Ryoji Ikeda

Ultratronics

Drawing on audio material recorded between 1989 and 1999 and compositions created between 2013 and 2022, the Japanese visual and sonic artist's latest for NOTON offers a fascinating overview of his practice, finds Daniel Hignell

Ryoji Ikeda returns with more of his signature algorithmic composition, firing through seventeen frantic tracks of glitching, minimal electronics. Ikeda’s work is as rich as ever, drawing upon the extra-musical terrain of quantum physics, genetics, and computational form to further express the rhythmic potential of data. For all the heady intellectualism of its source material, however, Ultratronics is a surprisingly approachable work, distilling its already limited sonic palette – we are very much in beeps and bleeps territory here – into an album that, at times at least, could rub shoulders with more straightforward breeds of IDM.

Some clear compositional choices amplify such accessibility. The inclusion of both a defined, regular kick, and the recurring stream of robot voices, serves to locate the other less restrained elements into a more logical musical framework – something that though incredibly well-executed, might perturb lovers of Ikeda’s more abstract installation work. Recorded and composed over a period spanning some thirty-three years, the album exists as a fragmentary melting pot of the various sonic approaches and interests Ikeda has explored throughout his career. Though the breakneck glitches, granular noise, and speaker-trashing bass of his prior work all make an appearance, Ultratronics soon reveals itself to be a different beast entirely.

Both less glacial and less chaotic than expected, the album surprises not for its often challenging rhythmic potential, but for its adherence to well-known tropes. Tracks like ‘Ultratronics 07’ offer a wonderfully aggressive take on industrial music, replete with an almost nostalgic glow – if someone told me this was a new Justin Broderick side project I could easily be convinced.

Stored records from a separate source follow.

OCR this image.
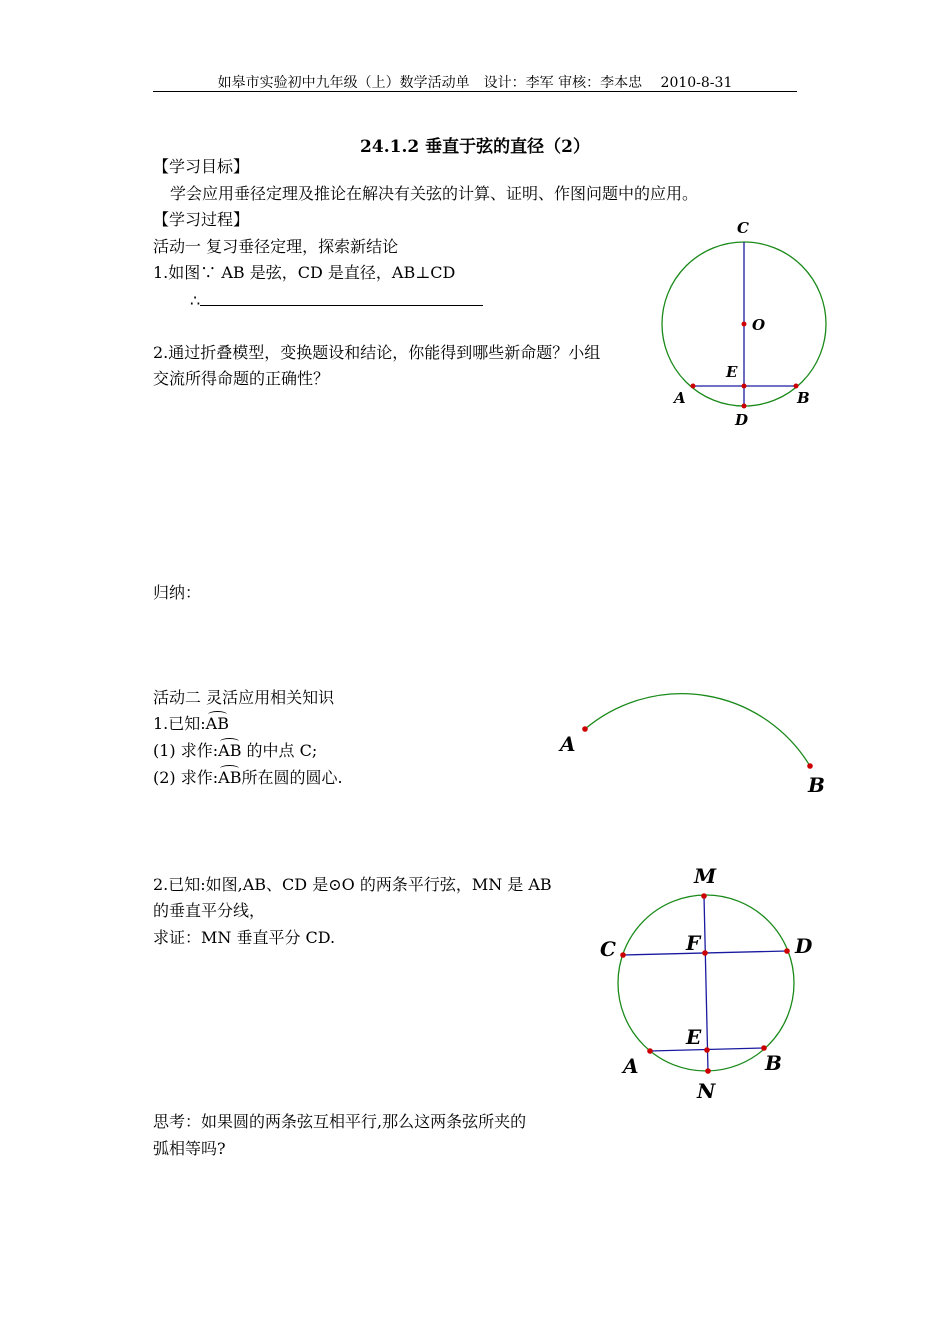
如皋市实验初中九年级（上）数学活动单　设计：李军 审核：李本忠　 2010-8-31
24.1.2 垂直于弦的直径（2）
【学习目标】
学会应用垂径定理及推论在解决有关弦的计算、证明、作图问题中的应用。
【学习过程】
活动一 复习垂径定理，探索新结论
1.如图∵ AB 是弦，CD 是直径，AB⊥CD
∴
2.通过折叠模型，变换题设和结论，你能得到哪些新命题？小组
交流所得命题的正确性？
归纳：
C
O
E
A	B
D
活动二 灵活应用相关知识
1.已知:AB
(1) 求作:AB 的中点 C;
(2) 求作:AB所在圆的圆心.
A
B
2.已知:如图,AB、CD 是⊙O 的两条平行弦，MN 是 AB
的垂直平分线，
求证：MN 垂直平分 CD.
M
C	F	D
E
A	B
N
思考：如果圆的两条弦互相平行,那么这两条弦所夹的
弧相等吗?
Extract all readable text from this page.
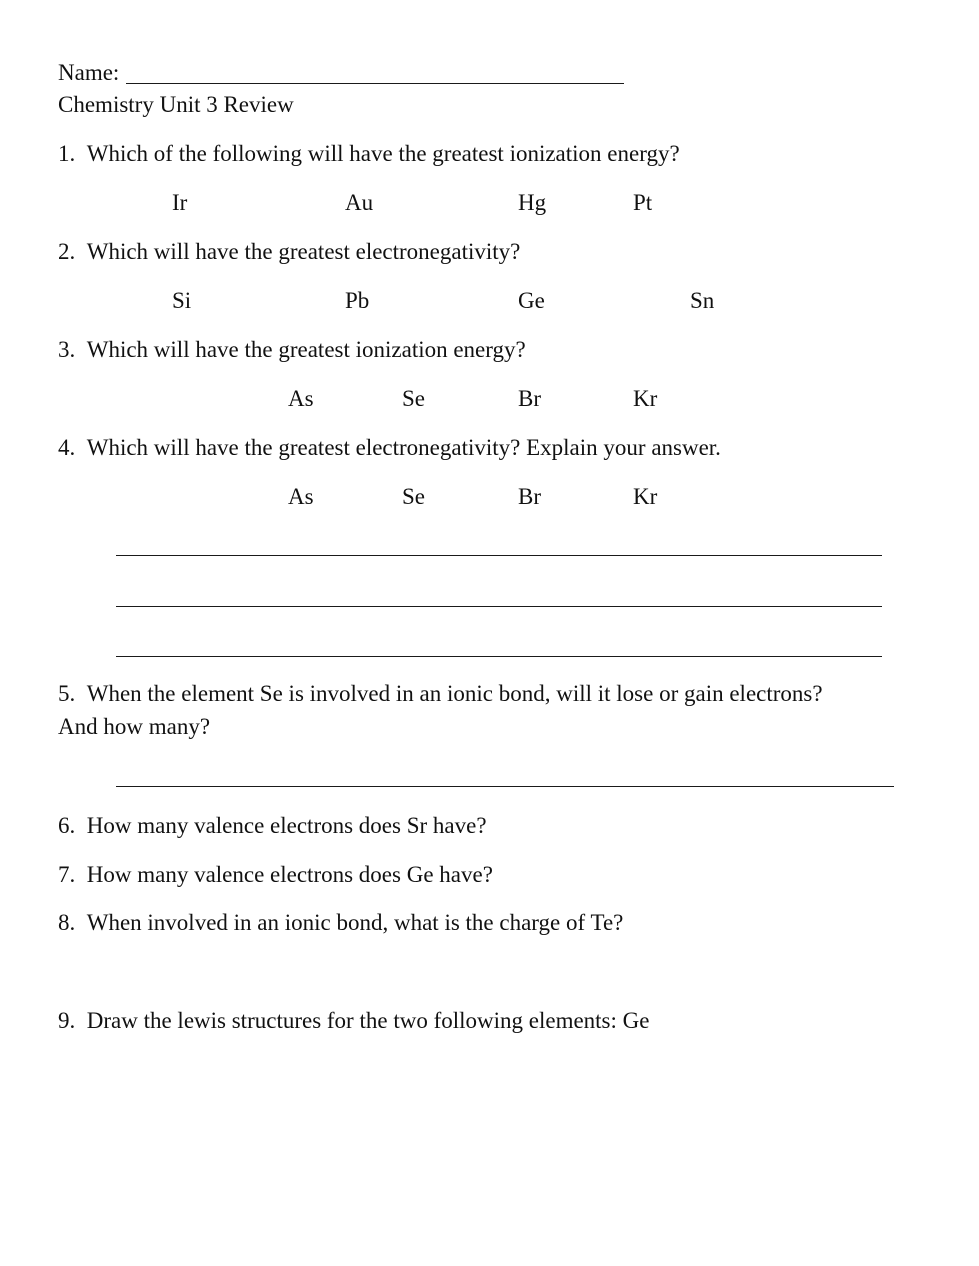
Name:
Chemistry Unit 3 Review
1. Which of the following will have the greatest ionization energy?
Ir	Au	Hg	Pt
2. Which will have the greatest electronegativity?
Si	Pb	Ge	Sn
3. Which will have the greatest ionization energy?
As	Se	Br	Kr
4. Which will have the greatest electronegativity? Explain your answer.
As	Se	Br	Kr
5. When the element Se is involved in an ionic bond, will it lose or gain electrons?
And how many?
6. How many valence electrons does Sr have?
7. How many valence electrons does Ge have?
8. When involved in an ionic bond, what is the charge of Te?
9. Draw the lewis structures for the two following elements: Ge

And whilst the intense abstraction of his installation work is still present, the inclusion of more straightforward, rather sensible beat-driven pieces is either a surprising left turn or a bit of a disappointment.

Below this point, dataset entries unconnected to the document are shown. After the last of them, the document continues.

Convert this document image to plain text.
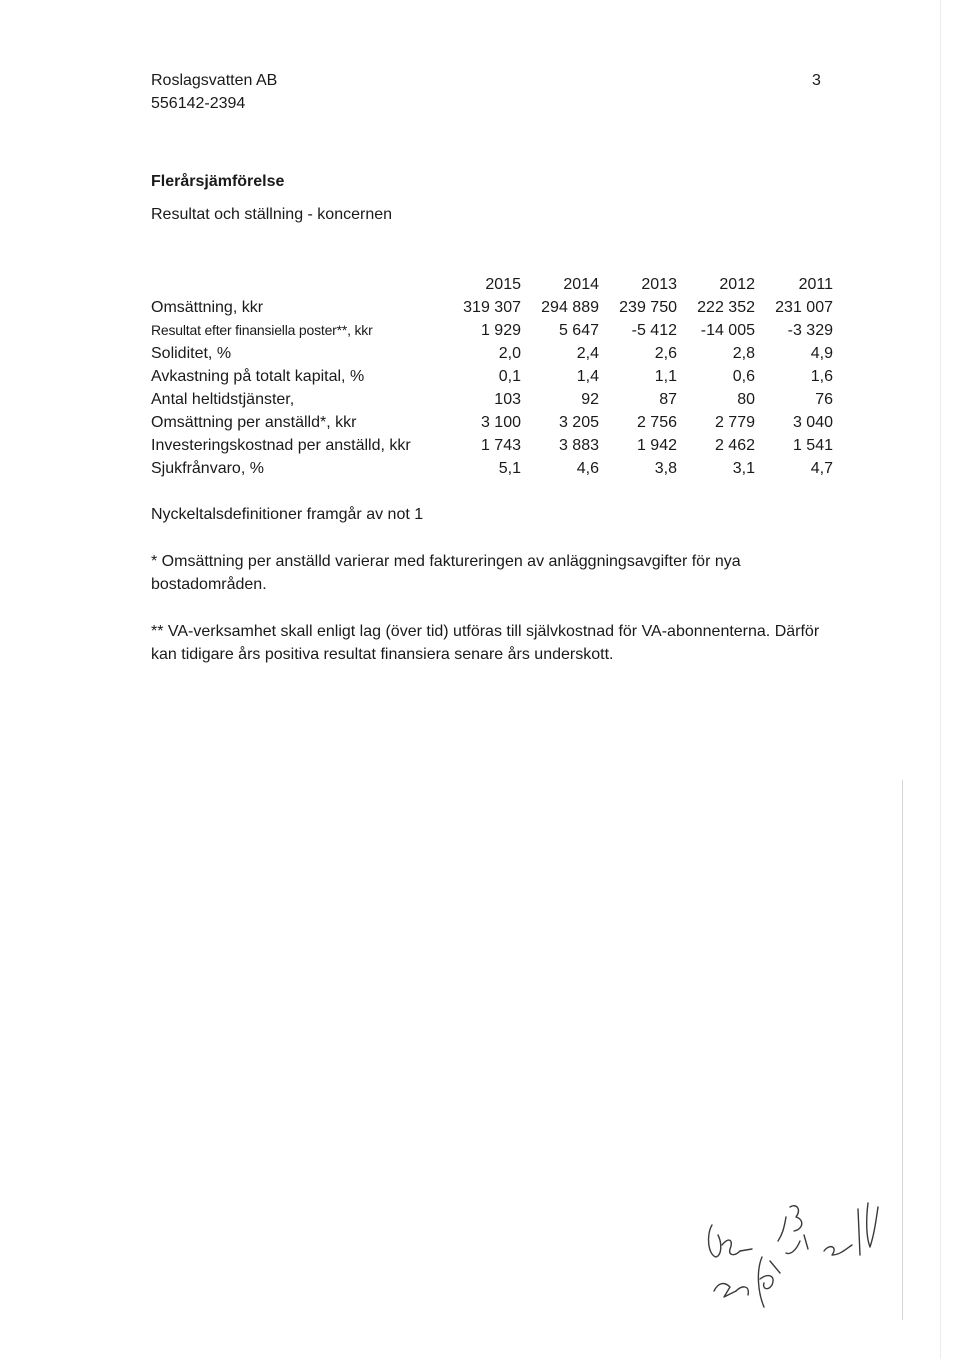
Roslagsvatten AB
556142-2394
3
Flerårsjämförelse
Resultat och ställning - koncernen
	2015	2014	2013	2012	2011
Omsättning, kkr	319 307	294 889	239 750	222 352	231 007
Resultat efter finansiella poster**, kkr	1 929	5 647	-5 412	-14 005	-3 329
Soliditet, %	2,0	2,4	2,6	2,8	4,9
Avkastning på totalt kapital, %	0,1	1,4	1,1	0,6	1,6
Antal heltidstjänster,	103	92	87	80	76
Omsättning per anställd*, kkr	3 100	3 205	2 756	2 779	3 040
Investeringskostnad per anställd, kkr	1 743	3 883	1 942	2 462	1 541
Sjukfrånvaro, %	5,1	4,6	3,8	3,1	4,7
Nyckeltalsdefinitioner framgår av not 1
* Omsättning per anställd varierar med faktureringen av anläggningsavgifter för nya bostadområden.
** VA-verksamhet skall enligt lag (över tid) utföras till självkostnad för VA-abonnenterna. Därför kan tidigare års positiva resultat finansiera senare års underskott.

Despite courting unexpected normalcy, this is nonetheless a superbly produced artefact. The album’s industrial edges are as in-your-face as the genre demands, and its abstract sonifications as challenging as ever. Whats more, moving between these two forms of intensity is a deeply rewarding experience – one moment the listener is being pummelled by distorted, bit-crushed beats, and the next their perseverance is being tested by several minutes of fluctuating, ear-piercing drones operating at the sort of frequencies that drive dogs wild.

Not for the faint of heart, Ultratronics is a fascinating overview of Ikeda’s practice, an album that manages to do a huge amount with a very sparse toolkit. I suspect some may question the potentially incongruous moods that battle within, but Ikeda successfully ties two decades of ideas together through the prism of his singular, and unrelenting compositional approach.